Muitas vezes, boa parte de nossa perplexidade inativa, em relação aos meios advém de uma espécie de boa fé iluminista, pois acreditamos que os meios de comunicação de massa devem ter liberdade de expressão, de modo que, se lutarmos para modificá-los, estaremos, em tese, nos transformando em sujeitos de censuras, inviabilizando, assim, o sacrossanto direito deles exercerem e editarem suas imagens.

Democracia dos meios

Daí porque forçar a barra aqui não significa censurar a liberdade de expressão dos meios, mas, muito pelo contrário, significa, sim, denunciar o óbvio: não existe liberdade de expressão. No caso do Brasil, a ausência de liberdade de expressão não apenas é evidente como também escandalosa, para não dizer criminosa. A televisão brasileira, que é uma concessão do Estado, está concentrada na mão de quatro ou cinco famílias pertencentes à oligarquia secular dessa casta de racistas e de genocidas que tem sido a elite brasileira; essa mesma elite que, quando da época de nossa pseudo-independência, em 1822, organizou o Estado brasileiro para contemplar, servir, financiar e enriquecer 1/5 da população, ao mesmo tempo em que tem servido de ponte de conexão com a exploração imperial.

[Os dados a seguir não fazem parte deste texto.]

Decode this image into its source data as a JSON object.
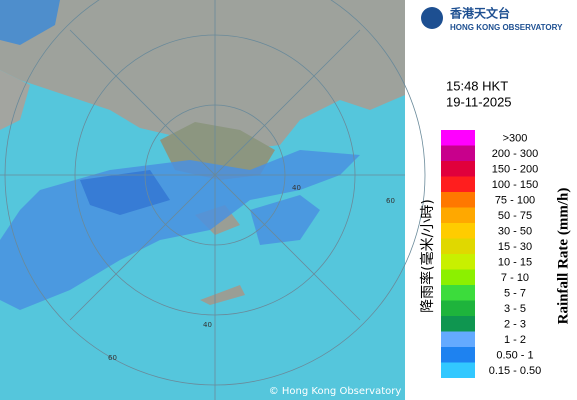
{
  "header": {
    "logo_chinese": "香港天文台",
    "logo_english": "HONG KONG OBSERVATORY"
  },
  "timestamp": {
    "time": "15:48 HKT",
    "date": "19-11-2025"
  },
  "map": {
    "ring_labels": [
      "60",
      "40",
      "60",
      "40"
    ],
    "copyright": "© Hong Kong Observatory"
  },
  "legend": {
    "title_chinese": "降雨率(毫米/小時)",
    "title_english": "Rainfall Rate (mm/h)",
    "items": [
      {
        "label": ">300",
        "color": "#ff00ff"
      },
      {
        "label": "200 - 300",
        "color": "#c8008c"
      },
      {
        "label": "150 - 200",
        "color": "#e0003c"
      },
      {
        "label": "100 - 150",
        "color": "#ff1e1e"
      },
      {
        "label": "75 - 100",
        "color": "#ff7800"
      },
      {
        "label": "50 - 75",
        "color": "#ffa800"
      },
      {
        "label": "30 - 50",
        "color": "#ffcc00"
      },
      {
        "label": "15 - 30",
        "color": "#e0d800"
      },
      {
        "label": "10 - 15",
        "color": "#c8f000"
      },
      {
        "label": "7 - 10",
        "color": "#8cf000"
      },
      {
        "label": "5 - 7",
        "color": "#3cdc3c"
      },
      {
        "label": "3 - 5",
        "color": "#1eb43c"
      },
      {
        "label": "2 - 3",
        "color": "#0f9650"
      },
      {
        "label": "1 - 2",
        "color": "#64aaff"
      },
      {
        "label": "0.50 - 1",
        "color": "#1e82f0"
      },
      {
        "label": "0.15 - 0.50",
        "color": "#32c8ff"
      }
    ]
  }
}
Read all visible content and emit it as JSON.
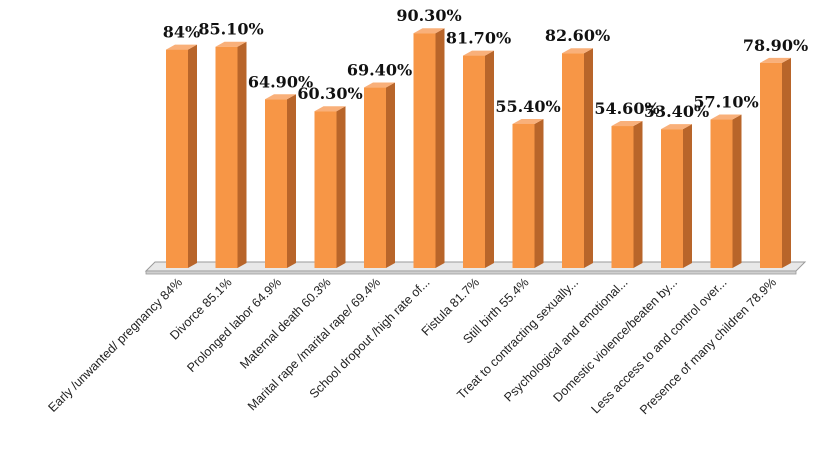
{
  "chart_data": {
    "type": "bar",
    "title": "",
    "xlabel": "",
    "ylabel": "",
    "ylim": [
      0,
      100
    ],
    "grid": false,
    "legend": "none",
    "bar_color": "#F79646",
    "bar_side_color": "#B8652A",
    "bar_top_color": "#F9B07A",
    "floor_color": "#E8E8E8",
    "categories": [
      "Early /unwanted/ pregnancy 84%",
      "Divorce 85.1%",
      "Prolonged labor 64.9%",
      "Maternal death 60.3%",
      "Marital rape /marital rape/ 69.4%",
      "School dropout /high rate of...",
      "Fistula 81.7%",
      "Still birth 55.4%",
      "Treat to contracting sexually...",
      "Psychological and emotional...",
      "Domestic violence/beaten by...",
      "Less access to and control over...",
      "Presence of many children 78.9%"
    ],
    "values": [
      84,
      85.1,
      64.9,
      60.3,
      69.4,
      90.3,
      81.7,
      55.4,
      82.6,
      54.6,
      53.4,
      57.1,
      78.9
    ],
    "data_labels": [
      "84%",
      "85.10%",
      "64.90%",
      "60.30%",
      "69.40%",
      "90.30%",
      "81.70%",
      "55.40%",
      "82.60%",
      "54.60%",
      "53.40%",
      "57.10%",
      "78.90%"
    ]
  }
}
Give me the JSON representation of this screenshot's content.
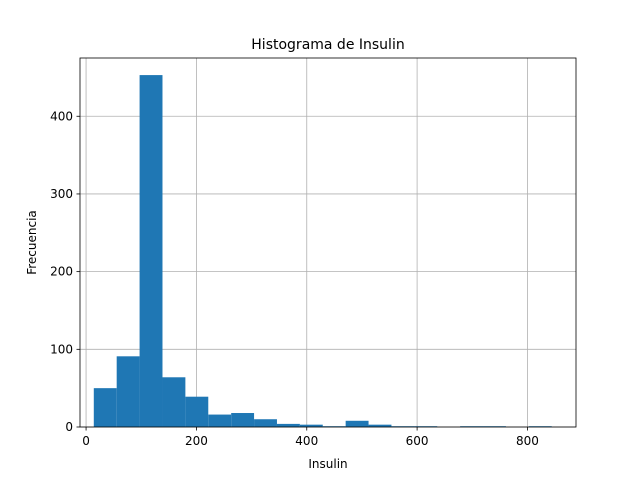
{
  "chart_data": {
    "type": "bar",
    "title": "Histograma de Insulin",
    "xlabel": "Insulin",
    "ylabel": "Frecuencia",
    "xlim": [
      -11,
      888
    ],
    "ylim": [
      0,
      475
    ],
    "xticks": [
      0,
      200,
      400,
      600,
      800
    ],
    "yticks": [
      0,
      100,
      200,
      300,
      400
    ],
    "grid": true,
    "bar_color": "#1f77b4",
    "bins": [
      {
        "x0": 14.0,
        "x1": 55.5,
        "count": 50
      },
      {
        "x0": 55.5,
        "x1": 97.0,
        "count": 91
      },
      {
        "x0": 97.0,
        "x1": 138.5,
        "count": 453
      },
      {
        "x0": 138.5,
        "x1": 180.0,
        "count": 64
      },
      {
        "x0": 180.0,
        "x1": 221.5,
        "count": 39
      },
      {
        "x0": 221.5,
        "x1": 263.0,
        "count": 16
      },
      {
        "x0": 263.0,
        "x1": 304.5,
        "count": 18
      },
      {
        "x0": 304.5,
        "x1": 346.0,
        "count": 10
      },
      {
        "x0": 346.0,
        "x1": 387.5,
        "count": 4
      },
      {
        "x0": 387.5,
        "x1": 429.0,
        "count": 3
      },
      {
        "x0": 429.0,
        "x1": 470.5,
        "count": 1
      },
      {
        "x0": 470.5,
        "x1": 512.0,
        "count": 8
      },
      {
        "x0": 512.0,
        "x1": 553.5,
        "count": 3
      },
      {
        "x0": 553.5,
        "x1": 595.0,
        "count": 1
      },
      {
        "x0": 595.0,
        "x1": 636.5,
        "count": 1
      },
      {
        "x0": 636.5,
        "x1": 678.0,
        "count": 0
      },
      {
        "x0": 678.0,
        "x1": 719.5,
        "count": 1
      },
      {
        "x0": 719.5,
        "x1": 761.0,
        "count": 1
      },
      {
        "x0": 761.0,
        "x1": 802.5,
        "count": 0
      },
      {
        "x0": 802.5,
        "x1": 844.0,
        "count": 1
      }
    ]
  }
}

Não existe liberdade de expressão num país tão injusto e o monopólio dos meios de comunicação é apenas a evidência desse seqüestro do direito fundamental à comunicação. As TVs abertas brasileiras, exatamente porque pertencem aos ‘donos do poder’, são um verdadeiro bloqueio ditatorial para a construção de uma democracia inclusiva, no Brasil e mesmo no mundo. No nosso caso, o do Brasil, elas nada mais são do que a expressão, o rosto e os interesses do mencionado 1/5 da população que, como piratas implacáveis, têm saqueado as riquezas econômicas, culturais, emocionais, afetivas, estéticas e étnicas que o bravo povo brasileiro tem, apesar de tudo, historicamente tecido e entretecido, com coragem, determinação, sonho, alegria, esperança, solidariedade miscigenada.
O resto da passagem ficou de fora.